Spire is a wearable that stands out in the growing Internet of things by giving users specific instructions instead of just numbers.
Intended to keep its wearer breathing steadily, the small device can be clipped inside clothing to track and visualize breath activity throughout the day, TechCrunch reported.
Spire developer Neema Moraveji wanted "to change the way the world breathes" with the device, he told TechCrunch. The wearable is designed to "give people the awareness and control over their state of mind, and breathing is the simplest way to do it because it's very measurable and actionable while the mind is amorphous," said Moraveji, who started the Stanford Calming Technology Lab.
If you're sitting for too long, Spire will let you know that getting up to stretch your legs is a good idea. The app also measures and visualizes physical activity using the companion app.
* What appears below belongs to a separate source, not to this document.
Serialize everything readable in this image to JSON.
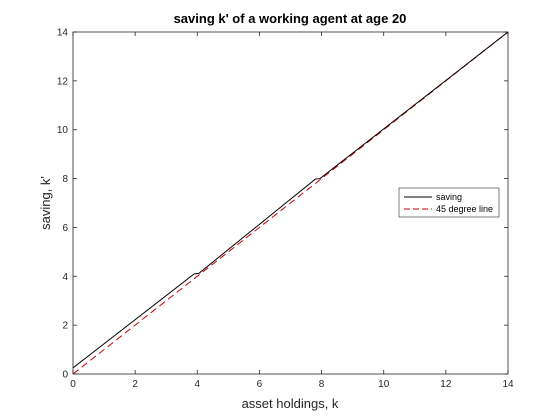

Spire stands out from a host of wearables that also track activity by constantly following the "frequency and magnitude of your breaths, as well as the ratio of in to out." The resulting data becomes a graphic representation onscreen through the app.
The wearable notifies you if your breaths are shallow due to tension or if it's been too long since you took a good, deep breath. The app will then suggest breathing exercises to encourage deep breaths.
The sleek, gray Spire device can fit into the palm of your hand and has a week-long battery life, according to TechCrunch. It recharges on a wireless charging dish, which has an equally spare aesthetic of cork and metal. Spire can be placed on top of the dish to replenish its juice in a few hours.
The wearable intended to help the world breathe better has gone through 160 hardware versions, according to TechCrunch. Spire pairs with a companion app and is now available at special preorder pricing for $109. The wearable is scheduled to ship in September and will be $149 at full retail price.